In the following guest post, Francis Kean, Executive Director FINEX Willis Towers Watson, take a look at an interesting and arguably surprising recent U.K. judicial decision in which a supermarket chain was held liable for the unauthorized Internet disclosure of its employees’ personal data. Francis has some interesting observations about the decision’s possible implications as well. A version of this article previously was published on the Willis Towers Watson Wire blog (here). I would like to thank Francis for allowing me to publish his article as a guest post. I welcome guest post submissions from responsible authors on topics of interest to this blog’s readers. Please contact me directly if you would like to submit a guest post. Here is Francis’s article:
You would think that if a company was found both by the relevant regulatory authorities and by the courts to have taken all reasonable steps to protect personal data, it would have a complete answer to a data breach claim. Not so. That was the surprising (to some) outcome of a recent Court of Appeal decision claim in a case concerning a well-known UK supermarket chain. The judgment can be found here. The implications of this case for all companies and for the boards which preside over them should not be ignored.
The facts are stark. One of the supermarket’s senior employees deliberately copied the personal data of nearly 100,000 employees onto a personal USB stick. Some months later (at his own home) he posted all this personal data on a file sharing website. The supermarket was alerted and the website was taken down. The ex-employee was later prosecuted and jailed for 8 years for offences under the Computer Misuse Act 1990 and the Data Protection Act 1998. Some 5,500 of the affected employees then joined group litigation against the supermarket in the UK High Court alleging against it both primary and vicarious liability for: (i) misuse of private information; (ii) breach of confidence; and, (iii) breach of the Data Protection Act. (The case relates to an era before the introduction of GDPR)

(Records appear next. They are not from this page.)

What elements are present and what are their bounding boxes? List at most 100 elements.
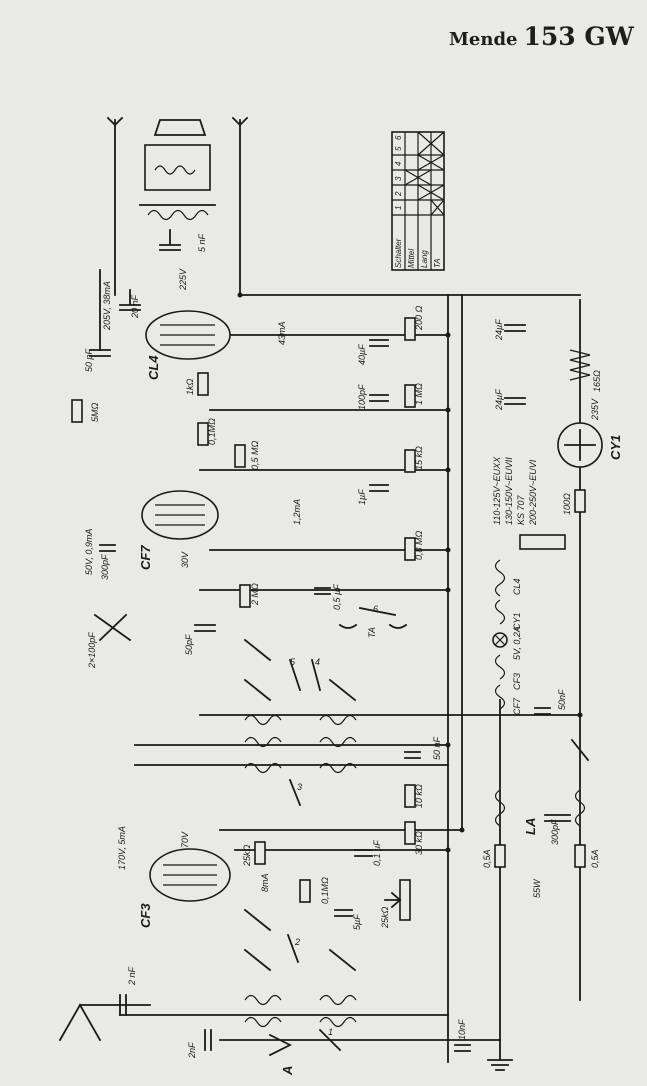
label-01mohm: 0,1MΩ: [207, 418, 217, 445]
label-10kohm: 10 kΩ: [414, 784, 424, 808]
label-sw3: 3: [297, 782, 302, 792]
label-la: LA: [523, 818, 538, 835]
tube-label-cl4: CL4: [146, 355, 161, 380]
label-50nf: 50nF: [557, 689, 567, 710]
heater-cl4-icon: [494, 559, 506, 597]
switch-col-6: 6: [394, 135, 403, 140]
potentiometer-wiper-icon[interactable]: [384, 891, 402, 909]
label-50pf-b: 50pF: [184, 634, 194, 655]
label-200ohm: 200 Ω: [414, 305, 424, 331]
label-50nf-b: 50 nF: [432, 736, 442, 760]
capacitor-100pf-icon: [369, 394, 389, 402]
resistor-25k-icon: [254, 841, 266, 865]
switch-2-icon[interactable]: [286, 933, 300, 964]
label-8ma: 8mA: [260, 873, 270, 892]
capacitor-50pf-icon: [89, 349, 111, 357]
label-015mohm: 0,5 MΩ: [250, 440, 260, 470]
label-01mohm-b: 0,1MΩ: [320, 877, 330, 904]
label-24uf-a: 24µF: [494, 319, 504, 341]
label-cl4-rating: 205V, 38mA: [102, 281, 112, 331]
capacitor-24uf-a-icon: [504, 324, 526, 332]
cl4-electrodes: [160, 324, 215, 346]
label-100ohm: 100Ω: [562, 493, 572, 515]
label-165ohm: 165Ω: [592, 370, 602, 392]
mains-choke-right-icon: [574, 789, 586, 827]
label-5uf: 5µF: [352, 914, 362, 930]
resistor-15k-icon: [404, 449, 416, 473]
junction-dot: [577, 712, 583, 718]
fuse-b-icon: [574, 844, 586, 868]
junction-dot: [445, 547, 451, 553]
resistor-200-icon: [404, 317, 416, 341]
tube-label-cy1: CY1: [608, 435, 623, 460]
volume-potentiometer-icon[interactable]: [399, 879, 411, 921]
capacitor-40uf-icon: [369, 339, 389, 347]
label-12ma: 1,2mA: [292, 499, 302, 525]
label-5nf: 5 nF: [197, 233, 207, 252]
resistor-1m-icon: [404, 384, 416, 408]
capacitor-5uf-icon: [334, 909, 353, 917]
switch-3-icon[interactable]: [288, 778, 302, 807]
switch-col-1: 1: [394, 206, 403, 210]
antenna-icon: [58, 1003, 102, 1042]
label-15kohm: 15 kΩ: [414, 446, 424, 470]
resistor-100-icon: [574, 489, 586, 513]
label-cf7-rating: 50V, 0,9mA: [84, 529, 94, 575]
resistor-30k-icon: [404, 821, 416, 845]
label-55w: 55W: [532, 878, 542, 898]
switch-4-5-icon[interactable]: [288, 658, 322, 692]
power-switch-icon[interactable]: [570, 738, 590, 762]
label-fuse-a: 0,5A: [482, 849, 492, 868]
switch-col-4: 4: [394, 161, 403, 166]
input-trimmers-icon: [243, 908, 357, 972]
antenna-socket-icon[interactable]: [268, 1033, 293, 1057]
label-225v: 225V: [178, 268, 188, 291]
junction-dot: [459, 827, 465, 833]
switch-6-icon[interactable]: [358, 606, 397, 617]
resistor-015m-icon: [234, 444, 246, 468]
label-235v: 235V: [590, 398, 600, 421]
junction-dot: [445, 847, 451, 853]
resistor-165-icon: [569, 349, 591, 381]
brand-name: Mende: [449, 29, 518, 50]
capacitor-2nf-a-icon: [119, 994, 127, 1016]
capacitor-2nf-b-icon: [204, 1029, 212, 1051]
label-antenna-a: A: [280, 1066, 295, 1076]
label-40uf: 40µF: [357, 344, 367, 365]
heater-cf3-icon: [494, 654, 506, 680]
label-mains-1: 110-125V~EUXX: [492, 456, 502, 525]
label-300pf: 300pF: [100, 554, 110, 580]
label-300pf-b: 300pF: [550, 819, 560, 845]
switch-row-lang: Lang: [420, 250, 429, 268]
resistor-10k-icon: [404, 784, 416, 808]
label-25kohm-b: 25kΩ: [380, 906, 390, 929]
label-70v: 70V: [180, 831, 190, 848]
switch-1-icon[interactable]: [318, 1028, 342, 1052]
capacitor-10nf-icon: [454, 1044, 471, 1052]
capacitor-300pf-icon: [99, 544, 116, 552]
switch-col-3: 3: [394, 176, 403, 181]
label-05uf: 0,5 µF: [332, 584, 342, 610]
label-heater-cf3: CF3: [512, 673, 522, 690]
label-100pf: 100pF: [357, 384, 367, 410]
loudspeaker-icon: [153, 119, 207, 136]
label-30kohm: 30 kΩ: [414, 831, 424, 855]
capacitor-50nf-b-icon: [404, 751, 421, 759]
capacitor-50nf-icon: [534, 707, 551, 715]
label-25kohm: 25kΩ: [242, 844, 252, 867]
ta-jack-icon[interactable]: [338, 623, 408, 629]
earth-ground-icon: [487, 1039, 513, 1071]
resistor-01m-b-icon: [299, 879, 311, 903]
resistor-01m-icon: [197, 422, 209, 446]
label-50pf: 50 pF: [84, 348, 94, 372]
output-transformer-icon: [147, 209, 209, 221]
label-heater-cl4: CL4: [512, 578, 522, 595]
switch-row-ta: TA: [433, 258, 442, 268]
voice-coil-icon: [154, 165, 196, 175]
resistor-2m-icon: [239, 584, 251, 608]
label-2mohm: 2 MΩ: [250, 583, 260, 606]
voltage-selector-icon[interactable]: [519, 534, 566, 550]
osc-coil-2-icon: [244, 762, 357, 774]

Primary and Vicarious Liability
The Court cleared the company of primary liability on the basis that it had not itself breached any of the data protection principles (except in one respect which was not causative of any loss). The direct claim against it for misuse of private information and breach of confidentiality also failed. By contrast, the Court found the company vicariously liable for all of the criminal actions of its former employee. It was on this limb of the High Court’s decision that the supermarket appealed.
One of the principal grounds of appeal was that because the former employee’s conduct had occurred outside the scope of his employment, the company could not and should not be held liable. The Court of Appeal found that because the employee was specifically entrusted with payroll data, there was a sufficient connection between his authorised tasks and the wrongful acts perpetrated by him. It held that “there was an unbroken thread that linked his work to the disclosure: what happened was a seamless and continuous sequence of events“.
Public Policy Considerations
The Court of Appeal specifically rejected the public policy based argument run by the supermarket that vicarious liability in similar scenarios imposes a disproportionate burden on supposedly “innocent” employers. It said:
“There have been many instances reported in the media in recent years of data breaches on a massive scale caused by either corporate system failures or negligence by individuals acting in the course of their employment. These might, depending on the facts, lead to a large number of claims against the relevant company for potentially ruinous amounts. The solution is to insure against such catastrophes; and employers can likewise insure against losses caused by dishonest or malicious employees. We have not been told what the insurance position is in the present case, and of course it cannot affect the result. The fact of a defendant being insured is not a reason for imposing liability, but the availability of insurance is a valid answer to the Doomsday or Armageddon arguments put forward…”(emphasis added)
Failure to Insure
The obvious public policy consideration behind the doctrine of vicarious liability is to provide a means of compensating innocent victims of corporate activity in circumstances where the company’s employees responsible for the relevant conduct do not have sufficiently deep pockets. It is interesting that the Court of Appeal’s answer to the countervailing policy consideration that “innocent” companies will be unfairly punished by the application of the principle is (in large part) the assumed availability of adequate and relevant insurance. In principle, both the losses which the supermarket chain suffered and those in respect of which it was being sued are probably insurable under a cyber policy but the question as to the availability and cost of such insurance are more open.
How long will we have to wait before we see an inventive claimants’ lawyer making the case based on the Court of Appeal’s conclusion that that the negligent failure by a company’s board to take out adequate insurance to protect a company from this form of no fault liability has caused it damage?